The other place where I should leave it and mention as well is just our long-haul Keystone system. We continue to work on optimizing the performance of that pipeline. We did put an open season in the marketplace back in 2019 where we put 50,000 barrels of capacity. We still have not delivered on that capacity. And at some point in the future, I am confident just through the work that we're doing with our engineering team, our field operations and our commercial teams, that we will be able to realize on that capacity at some point in the future.
And Andrew, this is Stan. Just to follow up on Villa de Reyes real quick. That is now mechanically complete for both the North and Lateral segments. So I know we're glad to have that behind us, and we expect to have the southern portion complete here later this year.

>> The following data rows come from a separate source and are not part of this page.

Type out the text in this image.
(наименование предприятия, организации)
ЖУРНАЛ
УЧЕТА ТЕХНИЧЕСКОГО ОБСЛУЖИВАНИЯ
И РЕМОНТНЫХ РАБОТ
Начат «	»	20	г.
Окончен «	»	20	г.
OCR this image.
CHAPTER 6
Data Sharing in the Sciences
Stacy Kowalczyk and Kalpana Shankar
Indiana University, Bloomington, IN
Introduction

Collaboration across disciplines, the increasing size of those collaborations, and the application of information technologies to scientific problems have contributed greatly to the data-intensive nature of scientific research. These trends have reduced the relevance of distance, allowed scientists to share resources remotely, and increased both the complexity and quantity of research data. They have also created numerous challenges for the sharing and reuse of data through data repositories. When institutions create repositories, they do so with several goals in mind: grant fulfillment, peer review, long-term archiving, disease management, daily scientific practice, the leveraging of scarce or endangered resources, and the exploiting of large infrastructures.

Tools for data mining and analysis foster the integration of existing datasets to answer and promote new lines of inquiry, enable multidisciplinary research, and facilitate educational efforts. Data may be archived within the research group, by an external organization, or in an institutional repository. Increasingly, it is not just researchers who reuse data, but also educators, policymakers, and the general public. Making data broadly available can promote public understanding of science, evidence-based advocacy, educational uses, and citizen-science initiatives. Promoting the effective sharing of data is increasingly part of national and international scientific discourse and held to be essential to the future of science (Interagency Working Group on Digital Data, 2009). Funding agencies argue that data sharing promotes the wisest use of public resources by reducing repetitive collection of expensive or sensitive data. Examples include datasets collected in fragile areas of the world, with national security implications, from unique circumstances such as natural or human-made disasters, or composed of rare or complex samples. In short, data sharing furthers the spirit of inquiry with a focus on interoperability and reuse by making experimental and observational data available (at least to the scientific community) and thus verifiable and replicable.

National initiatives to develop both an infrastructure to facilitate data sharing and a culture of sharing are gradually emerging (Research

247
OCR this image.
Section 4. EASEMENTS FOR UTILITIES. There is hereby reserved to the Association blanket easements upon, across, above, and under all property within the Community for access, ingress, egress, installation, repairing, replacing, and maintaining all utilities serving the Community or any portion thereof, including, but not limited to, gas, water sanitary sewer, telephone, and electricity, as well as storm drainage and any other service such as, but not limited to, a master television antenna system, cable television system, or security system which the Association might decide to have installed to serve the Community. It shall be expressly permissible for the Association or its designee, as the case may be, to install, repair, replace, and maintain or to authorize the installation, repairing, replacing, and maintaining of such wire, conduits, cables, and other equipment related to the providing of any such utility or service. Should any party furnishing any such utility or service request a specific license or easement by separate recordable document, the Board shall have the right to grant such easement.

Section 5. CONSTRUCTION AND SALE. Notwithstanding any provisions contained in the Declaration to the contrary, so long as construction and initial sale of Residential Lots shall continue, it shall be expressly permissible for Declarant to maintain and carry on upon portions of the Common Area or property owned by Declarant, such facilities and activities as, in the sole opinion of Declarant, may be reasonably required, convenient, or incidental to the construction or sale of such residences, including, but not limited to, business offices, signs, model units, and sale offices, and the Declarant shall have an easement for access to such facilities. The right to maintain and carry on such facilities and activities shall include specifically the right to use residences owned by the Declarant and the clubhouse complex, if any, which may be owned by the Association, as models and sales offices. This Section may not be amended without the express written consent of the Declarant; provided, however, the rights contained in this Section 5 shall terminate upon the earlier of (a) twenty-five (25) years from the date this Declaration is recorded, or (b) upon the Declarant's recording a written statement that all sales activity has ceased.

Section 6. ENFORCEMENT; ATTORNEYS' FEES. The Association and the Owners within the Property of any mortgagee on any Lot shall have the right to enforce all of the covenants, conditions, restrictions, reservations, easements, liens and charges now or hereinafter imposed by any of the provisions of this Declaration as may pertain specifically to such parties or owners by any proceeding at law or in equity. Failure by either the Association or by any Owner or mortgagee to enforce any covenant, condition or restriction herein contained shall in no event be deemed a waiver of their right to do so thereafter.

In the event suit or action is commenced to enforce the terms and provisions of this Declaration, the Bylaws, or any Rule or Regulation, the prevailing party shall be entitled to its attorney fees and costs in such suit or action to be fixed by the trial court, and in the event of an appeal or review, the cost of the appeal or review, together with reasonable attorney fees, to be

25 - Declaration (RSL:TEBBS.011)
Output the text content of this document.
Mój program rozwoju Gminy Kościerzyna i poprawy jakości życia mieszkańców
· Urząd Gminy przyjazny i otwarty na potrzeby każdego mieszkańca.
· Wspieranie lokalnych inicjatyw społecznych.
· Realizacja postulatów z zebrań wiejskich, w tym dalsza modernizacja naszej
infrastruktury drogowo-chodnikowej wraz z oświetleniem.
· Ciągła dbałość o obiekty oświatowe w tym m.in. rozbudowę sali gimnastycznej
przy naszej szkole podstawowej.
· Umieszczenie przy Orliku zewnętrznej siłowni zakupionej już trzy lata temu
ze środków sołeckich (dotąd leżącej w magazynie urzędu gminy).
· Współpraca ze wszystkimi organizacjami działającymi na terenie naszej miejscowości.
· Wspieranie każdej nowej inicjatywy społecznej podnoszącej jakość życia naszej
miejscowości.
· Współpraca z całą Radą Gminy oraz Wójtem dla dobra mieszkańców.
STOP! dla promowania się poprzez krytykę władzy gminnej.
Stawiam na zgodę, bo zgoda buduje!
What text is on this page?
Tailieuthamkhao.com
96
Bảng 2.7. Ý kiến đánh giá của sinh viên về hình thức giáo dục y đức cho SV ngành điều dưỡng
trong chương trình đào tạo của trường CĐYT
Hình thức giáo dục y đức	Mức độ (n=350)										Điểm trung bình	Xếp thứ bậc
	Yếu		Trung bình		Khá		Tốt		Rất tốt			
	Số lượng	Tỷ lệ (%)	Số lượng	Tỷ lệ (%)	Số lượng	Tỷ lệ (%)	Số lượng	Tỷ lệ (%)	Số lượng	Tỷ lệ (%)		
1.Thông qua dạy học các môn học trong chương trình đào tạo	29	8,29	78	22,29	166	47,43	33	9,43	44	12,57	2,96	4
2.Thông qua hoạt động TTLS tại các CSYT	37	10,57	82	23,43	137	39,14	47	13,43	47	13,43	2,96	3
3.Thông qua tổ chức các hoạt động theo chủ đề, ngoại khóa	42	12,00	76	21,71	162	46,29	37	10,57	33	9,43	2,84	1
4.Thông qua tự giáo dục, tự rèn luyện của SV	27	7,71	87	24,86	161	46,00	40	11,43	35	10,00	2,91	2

And with respect to your general question around optimization, I guess a couple of things I would point out is, given some of the headwinds we have with respect to the ability to build new critically needed energy infrastructure, the value of pipe in the ground is increasing and increasing exponentially. And one of the things we're going to do is we're going to test the elasticity of the market, and we're likely to see less discounts offered on our existing capacity. Less discounts, all things equal, is going to lead to higher revenues.
And then the other thing I would leave you with is innovation. We're doing some really neat things in the innovation space around machine learning. We have a tool that we refer to as our autonomous pipeline, which helps us use artificial intelligence, machine learning and the like to make sure that we're maximizing the value out of the pipe at any given day. And so far, that's beginning to pay dividends for us as well.
Ladies and gentlemen, this concludes the question-and-answer session. If there are any further questions, please contact Investor Relations at TC Energy.
I will now turn the call over to Francois Poirier. Please go ahead, Mr. Poirier.
Thanks very much. I appreciate everyone's time and attention, mid- to late afternoon on a Friday. Thank you very much for your attendance. Look, our key messages are we continue to be opportunity-rich beyond our $25 billion existing program, when you look at LNG export growth, when you look at our RFI program to electrify our own power consumption, you look at pumped hydro storage, you look at hydrogen, you look at CCUS, you look at recoverable maintenance capital, we're very confident in our ability to deploy $5 billion a year in a responsible manner, consistent with our historical risk and return preferences.
One of the key things we're learning here is that incumbency is extremely valuable not only with respect to our existing gas and liquids businesses, but as we contemplate hydrogen production and CO2 transport sequestration. Having assets in the ground, regulatory relationships, rights of way, et cetera, is all becoming increasingly valuable.
And then the third thing I want to mention is capital discipline is very important. We are going to deleverage at the same time as we grow our business. We talked about long-term debt-to-EBITDA multiple target of 4.75. Our expectation continues to be that we will achieve that within our 5-year planning horizon. So we're bullish on the opportunity set, and we're also bullish on our ability to maintain strong balance sheet so that we can be opportunistic for opportunities in the future. So thanks very much for your time today, everyone.
This concludes today's conference call. You may disconnect your lines. Thank you for participating, and have a pleasant day.